Name at top broken off, but he was a Wheelright and married to Ann. Sadly their daughters died so young - Elizabeth aged 6 in 1801 and Mary, aged 1 yr & 9 mths, in the same year. Yet others made it to their late 80s and 90s . . .
* At the top of my church bucket list is St Melangell's, a Grade 1 listed church which has been on this site some 1200 years. It holds the shrine of St Melangell, patron saint of Hares and Rabbits.

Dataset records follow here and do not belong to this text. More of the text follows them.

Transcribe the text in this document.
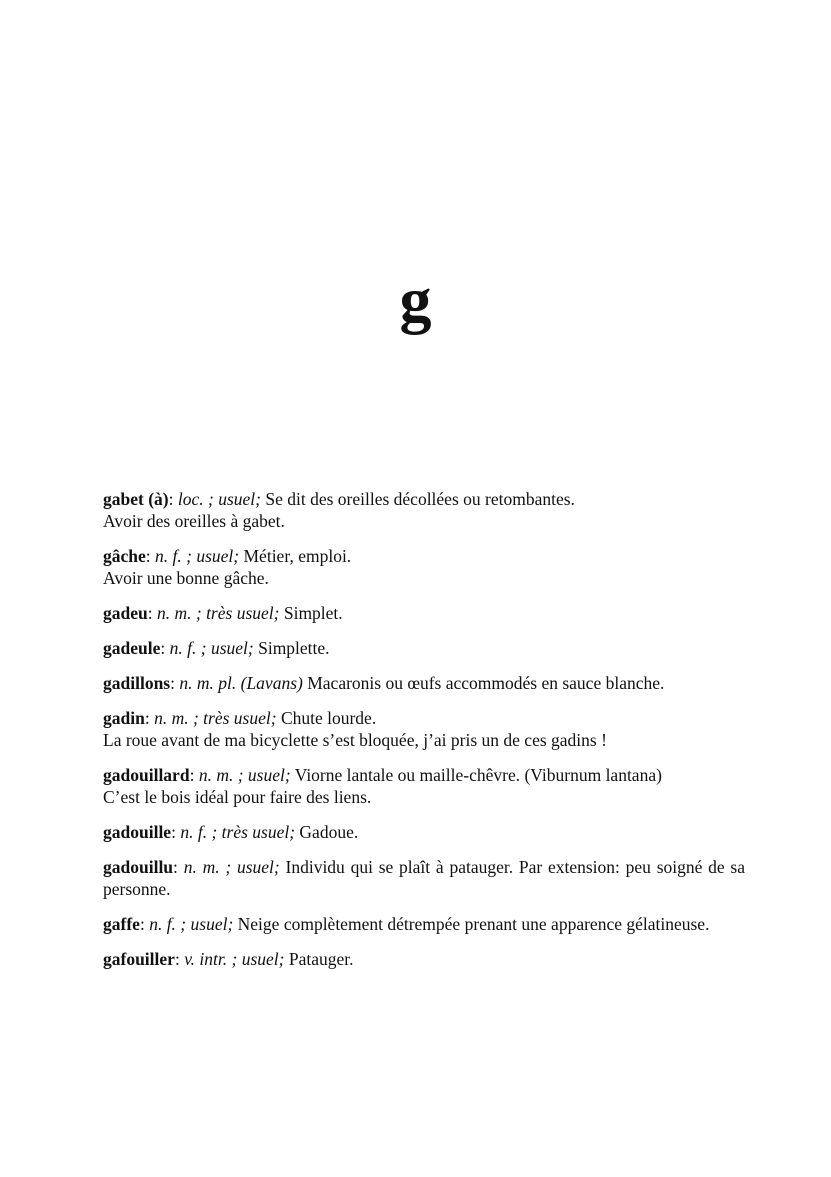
g

gabet (à): loc. ; usuel; Se dit des oreilles décollées ou retombantes.

Avoir des oreilles à gabet.

gâche: n. f. ; usuel; Métier, emploi.

Avoir une bonne gâche.

gadeu: n. m. ; très usuel; Simplet.

gadeule: n. f. ; usuel; Simplette.

gadillons: n. m. pl. (Lavans) Macaronis ou œufs accommodés en sauce blanche.

gadin: n. m. ; très usuel; Chute lourde.

La roue avant de ma bicyclette s’est bloquée, j’ai pris un de ces gadins !

gadouillard: n. m. ; usuel; Viorne lantale ou maille-chêvre. (Viburnum lantana)

C’est le bois idéal pour faire des liens.

gadouille: n. f. ; très usuel; Gadoue.

gadouillu: n. m. ; usuel; Individu qui se plaît à patauger. Par extension: peu soigné de sa personne.

gaffe: n. f. ; usuel; Neige complètement détrempée prenant une apparence gélatineuse.

gafouiller: v. intr. ; usuel; Patauger.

"Saint Melangell was a female saint of the 7th century. According to tradition she came here from Ireland and lived as a hermit in the valley. One day Brochwel, Prince of Powys, was hunting and pursued a hare which took refuge under Melangell’s cloak. The Prince’s hounds fled, and he was moved by her courage and sanctity. He gave her the valley as a place of sanctuary, and Melangell became Abbess of a small religious community. After her death her memory continued to be honoured, and Pennant Melangell has been a place of pilgrimage for many centuries. Melangell remains the patron saint of hares." Taken from HERE.
She was mentioned in the talk I went to last Friday, and we were also shown some pictures of Medieval Killer Rabbits!!! to show that the Huntsmen didn't always have it their way :) Those did make us laugh.